For different packet sizes, the scheduling time uses the following formula:

500 bytes (small class): scheduling tail_time = x + 494 * 128
     = x + 63232 
     1500 bytes (small class): scheduling tail_time = x + 1494 *
     128 = x + 191232 
     1500 bytes (big class): scheduling tail_time = x + 1494 *
     256 = x + 382464

From these formulas, we can see that six packets of 500 bytes from our small class are transmitted for each packet of 1500 bytes from our big class (shown in the debug output above).

We can also see that two packets of 1500 bytes from our small class are sent for one packet of 1500 bytes from our big class (shown in the debug output above).

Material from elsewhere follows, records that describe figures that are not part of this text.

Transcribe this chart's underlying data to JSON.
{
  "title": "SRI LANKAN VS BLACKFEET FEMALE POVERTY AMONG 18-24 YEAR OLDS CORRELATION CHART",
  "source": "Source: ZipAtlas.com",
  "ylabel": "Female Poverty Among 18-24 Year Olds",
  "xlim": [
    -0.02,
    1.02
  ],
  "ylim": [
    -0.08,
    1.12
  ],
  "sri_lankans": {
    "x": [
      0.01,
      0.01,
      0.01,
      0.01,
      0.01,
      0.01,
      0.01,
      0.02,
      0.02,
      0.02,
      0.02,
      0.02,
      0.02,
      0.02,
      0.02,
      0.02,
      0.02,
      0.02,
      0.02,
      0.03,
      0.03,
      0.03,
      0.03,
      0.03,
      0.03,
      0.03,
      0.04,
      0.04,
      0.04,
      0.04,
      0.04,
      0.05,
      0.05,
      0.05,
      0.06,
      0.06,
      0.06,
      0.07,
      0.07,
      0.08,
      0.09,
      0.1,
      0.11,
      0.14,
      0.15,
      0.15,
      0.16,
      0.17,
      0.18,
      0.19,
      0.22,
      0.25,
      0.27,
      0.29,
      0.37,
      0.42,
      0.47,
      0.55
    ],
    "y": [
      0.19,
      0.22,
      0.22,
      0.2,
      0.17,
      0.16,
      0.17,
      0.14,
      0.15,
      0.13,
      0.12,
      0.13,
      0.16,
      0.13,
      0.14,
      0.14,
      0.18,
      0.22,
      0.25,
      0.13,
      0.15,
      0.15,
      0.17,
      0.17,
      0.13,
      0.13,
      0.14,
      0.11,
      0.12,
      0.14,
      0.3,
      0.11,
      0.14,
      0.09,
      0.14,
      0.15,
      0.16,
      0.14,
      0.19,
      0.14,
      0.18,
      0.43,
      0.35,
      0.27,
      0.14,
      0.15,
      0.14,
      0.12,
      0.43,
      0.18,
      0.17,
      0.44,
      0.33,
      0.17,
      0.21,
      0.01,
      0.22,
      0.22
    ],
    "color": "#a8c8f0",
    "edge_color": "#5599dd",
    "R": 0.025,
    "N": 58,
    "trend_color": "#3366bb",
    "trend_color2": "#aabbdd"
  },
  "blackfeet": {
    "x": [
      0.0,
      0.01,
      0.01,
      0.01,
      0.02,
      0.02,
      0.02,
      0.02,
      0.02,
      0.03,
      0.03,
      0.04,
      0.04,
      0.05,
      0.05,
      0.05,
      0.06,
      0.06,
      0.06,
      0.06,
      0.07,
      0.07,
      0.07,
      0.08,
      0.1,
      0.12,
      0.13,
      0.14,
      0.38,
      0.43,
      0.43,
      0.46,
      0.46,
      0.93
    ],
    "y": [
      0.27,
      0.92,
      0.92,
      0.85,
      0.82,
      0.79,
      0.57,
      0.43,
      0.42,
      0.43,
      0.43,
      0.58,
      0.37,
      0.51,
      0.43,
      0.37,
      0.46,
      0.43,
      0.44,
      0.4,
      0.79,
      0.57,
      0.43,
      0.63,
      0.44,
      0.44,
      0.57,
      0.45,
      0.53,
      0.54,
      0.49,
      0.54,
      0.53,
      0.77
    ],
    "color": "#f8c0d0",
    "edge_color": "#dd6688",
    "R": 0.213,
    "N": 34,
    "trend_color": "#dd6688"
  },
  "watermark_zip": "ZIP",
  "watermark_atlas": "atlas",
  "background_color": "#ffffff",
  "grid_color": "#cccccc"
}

From our tests above, we can conclude the following:

The size of the transmit ring (TX-ring-limit) determines how quickly the queueing mechanism starts working. We can see the impact with the increase of the ping RTT when the transmit ring limit increases. Hence, if you implement CBWFQ or Low Latency Queueing [LLQ]), consider reducing the transmit ring limit.
CBWFQ allows fair sharing of the interface bandwidth between different classes.